Dorés à l’extérieur, fondants à cœur, ces beignets mariant jambon Pata Negra et fromage Manchego, accompagnés d’une sauce au membrillo, résument la gastronomie ibérique dans tout ce qu’elle a de plus généreux : un jeu de textures, un contraste sucré-salé et une odeur de friture festive qui évoque instantanément les marchés de Séville. Depuis quelques mois, les écoles hôtelières de 2025 redécouvrent ce classique de la recette espagnole pour l’enseigner comme exercice de précision : la pâte doit enrober sans étouffer, le jambon mérite une découpe millimétrée et le membrillo doit conserver une acidité rafraîchissante.
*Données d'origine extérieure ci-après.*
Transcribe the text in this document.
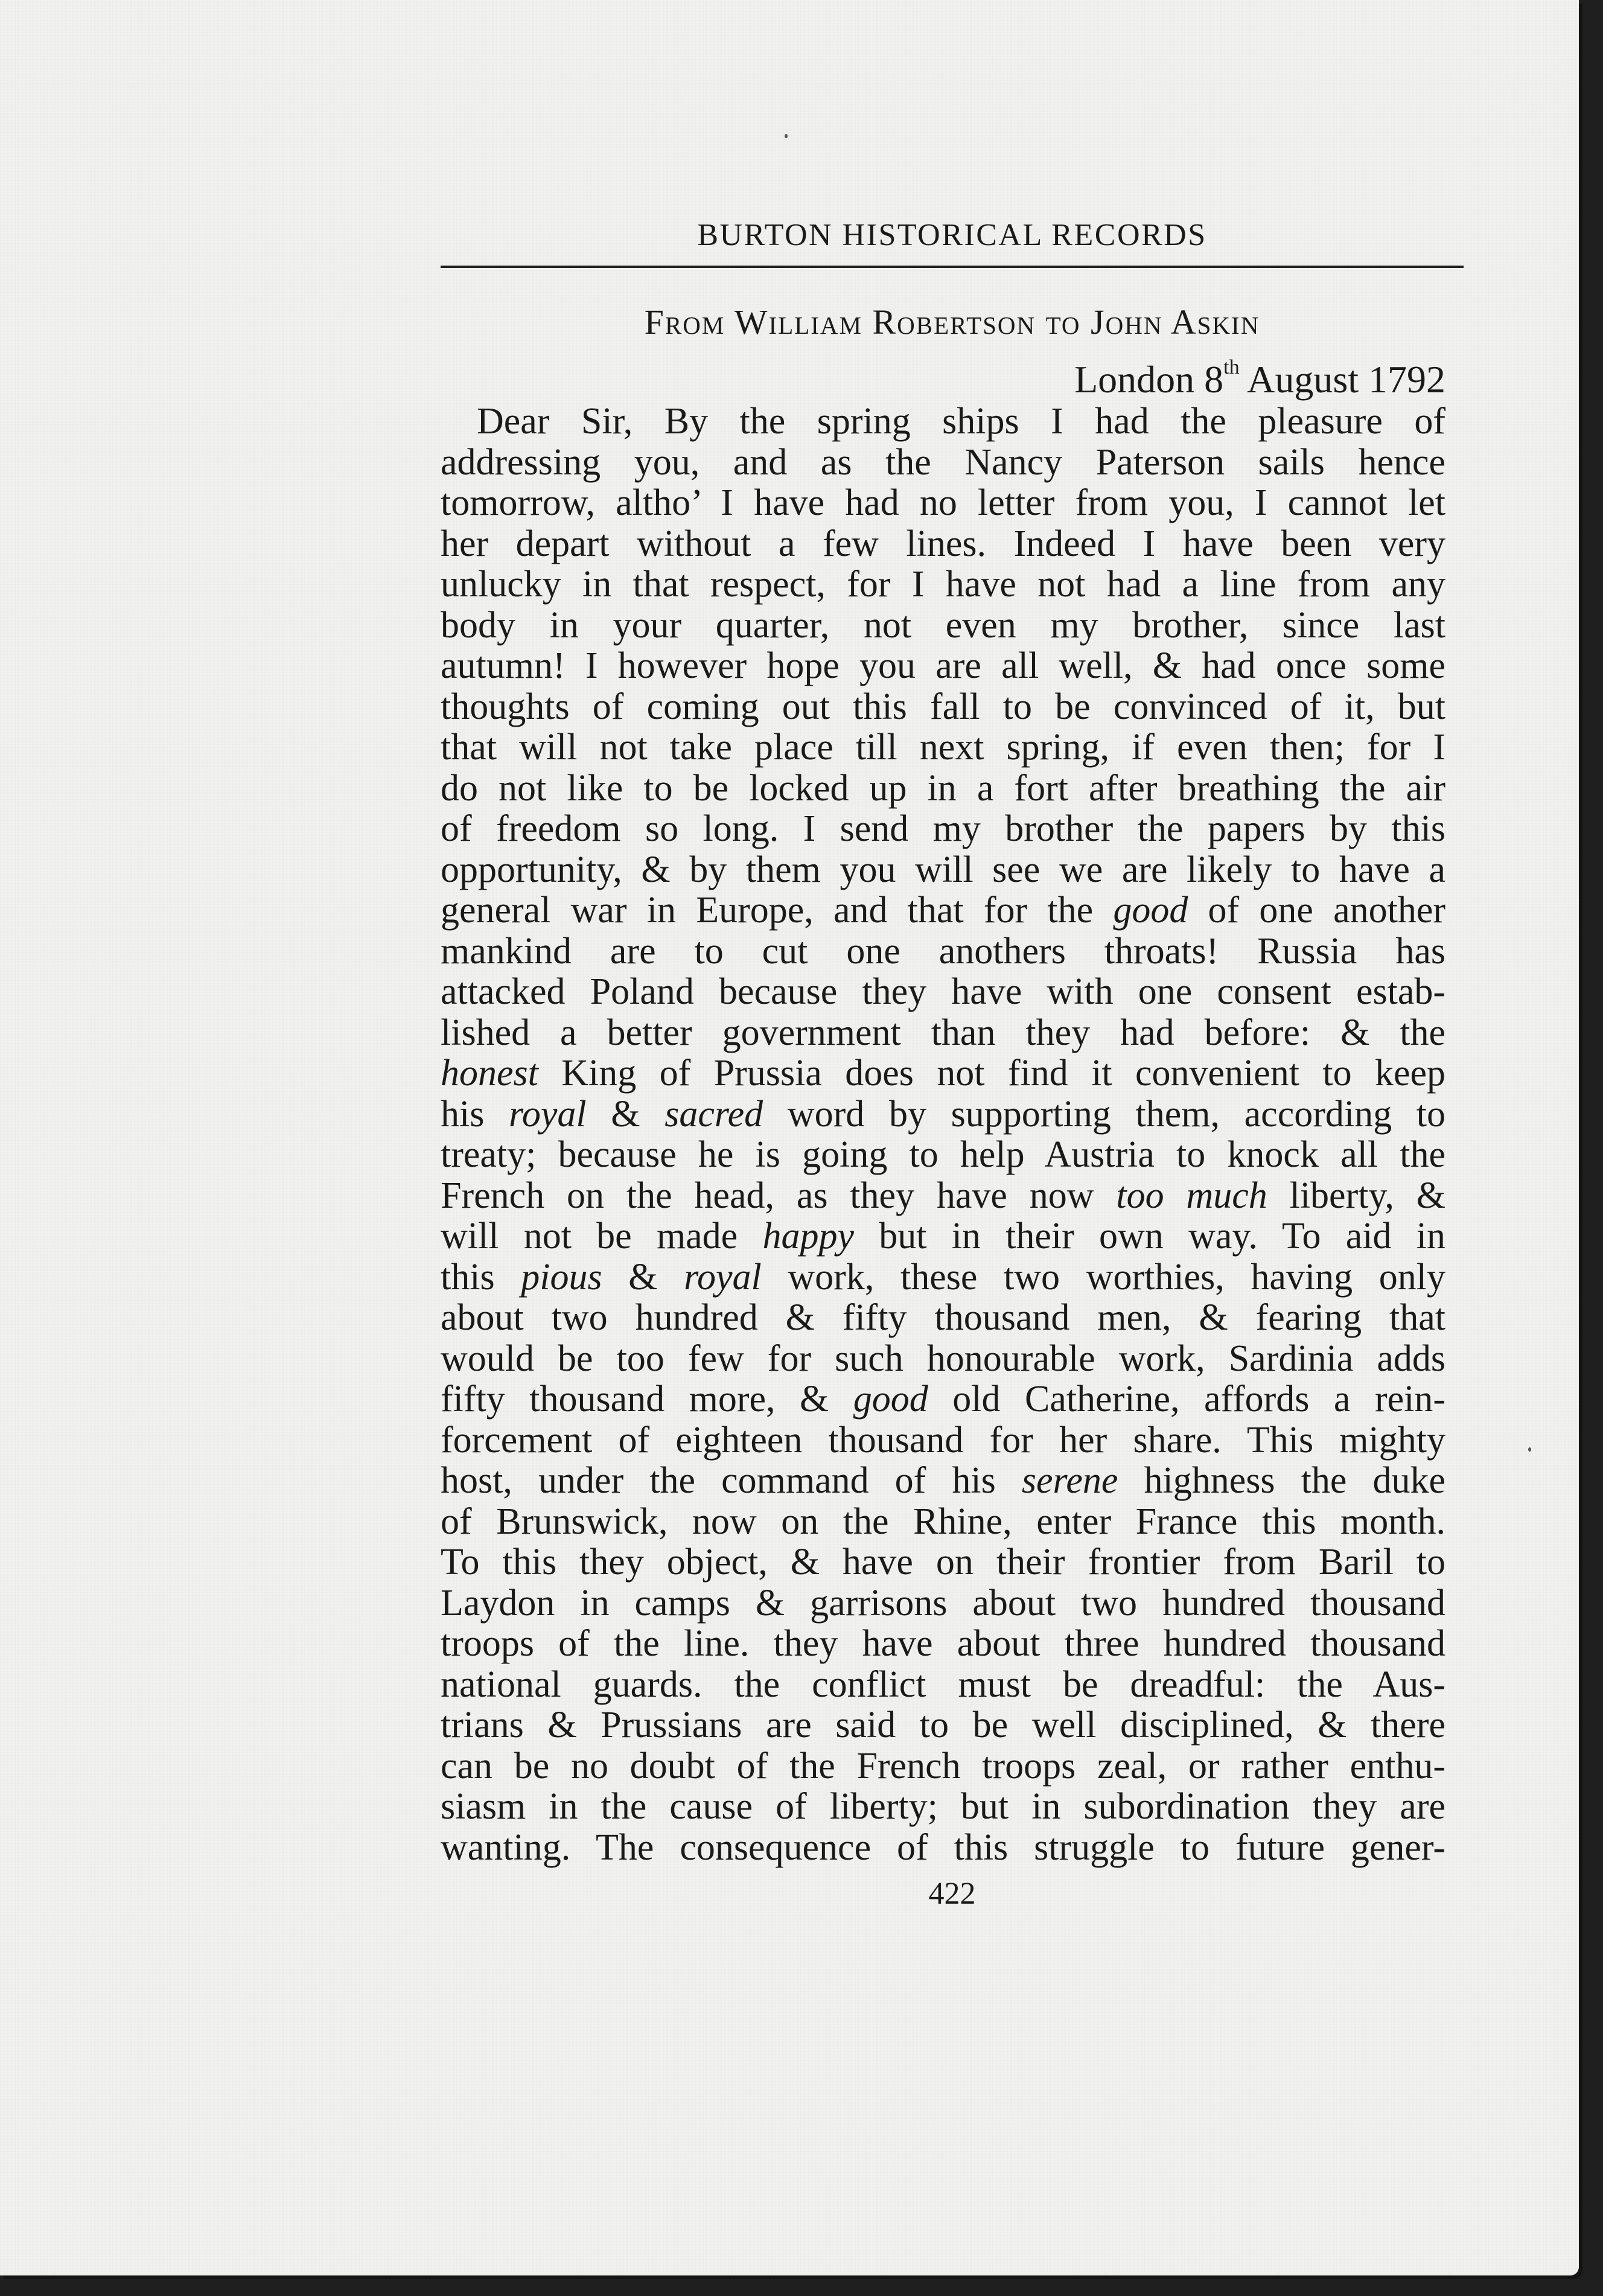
BURTON HISTORICAL RECORDS
From William Robertson to John Askin
London 8th August 1792
Dear Sir, By the spring ships I had the pleasure of
addressing you, and as the Nancy Paterson sails hence
tomorrow, altho’ I have had no letter from you, I cannot let
her depart without a few lines. Indeed I have been very
unlucky in that respect, for I have not had a line from any
body in your quarter, not even my brother, since last
autumn! I however hope you are all well, & had once some
thoughts of coming out this fall to be convinced of it, but
that will not take place till next spring, if even then; for I
do not like to be locked up in a fort after breathing the air
of freedom so long. I send my brother the papers by this
opportunity, & by them you will see we are likely to have a
general war in Europe, and that for the good of one another
mankind are to cut one anothers throats! Russia has
attacked Poland because they have with one consent estab-
lished a better government than they had before: & the
honest King of Prussia does not find it convenient to keep
his royal & sacred word by supporting them, according to
treaty; because he is going to help Austria to knock all the
French on the head, as they have now too much liberty, &
will not be made happy but in their own way. To aid in
this pious & royal work, these two worthies, having only
about two hundred & fifty thousand men, & fearing that
would be too few for such honourable work, Sardinia adds
fifty thousand more, & good old Catherine, affords a rein-
forcement of eighteen thousand for her share. This mighty
host, under the command of his serene highness the duke
of Brunswick, now on the Rhine, enter France this month.
To this they object, & have on their frontier from Baril to
Laydon in camps & garrisons about two hundred thousand
troops of the line. they have about three hundred thousand
national guards. the conflict must be dreadful: the Aus-
trians & Prussians are said to be well disciplined, & there
can be no doubt of the French troops zeal, or rather enthu-
siasm in the cause of liberty; but in subordination they are
wanting. The consequence of this struggle to future gener-
422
Le résultat ? Un en-cas prestigieux qui se sert autant dans un bar à tapas que dans une réception de startup parisienne.
En bref :
• Une pâte à beignets légère, aérée par une fermentation courte.
• Le jambon Pata Negra Bellota pour le gras fondant, possible alternative Serrano pour un budget maîtrisé.
• Du Manchego affiné douze mois, râpé grossièrement pour maximiser la fusion.
• Une sauce au membrillo montée au pimentón pour rappeler les ferias andalouses.
• Un format idéal d’apéritif, mais qui se prête aussi au brunch ou au dessert sucré-salé lorsqu’on renforce la touche de coing.
Les fondamentaux des beignets ibériques : pâte, friture et tradition vivante
L’Espagne, berceau des buñuelos, joue avec la friture depuis l’époque almohade. Sous l’effet de l’huile d’olive chaude, la pâte gonfle, créant des alvéoles capables de retenir l’humidité du jambon. À Tolède, on raconte qu’un maître artisan testait la densité de sa pâte en la laissant tomber dans une vasque : si elle rebondissait brièvement avant de couler, la fermentation était parfaite. Aujourd’hui encore, les concours provinciaux de 2025 imposent un cahier des charges précis : 70 % de farine de blé T65, 25 % d’eau, 5 % d’huile et une pincée de levure fraîche, soit 12 g par kilo.
Le secret réside dans le temps de pointage. Trente minutes suffisent pour activer la levure sans développer un réseau gluténique trop élastique. Dans les restaurants madrilènes, la pâte est souvent conservée à 18 °C afin de gagner en légèreté sans recours à des améliorants chimiques. Lorsque l’on incorpore un ingrédient aussi noble que le jambon Pata Negra, l’objectif est de protéger sa richesse en acide oléique : une friture à 170 °C garantit une coloration uniforme tout en préservant les nuances aromatiques.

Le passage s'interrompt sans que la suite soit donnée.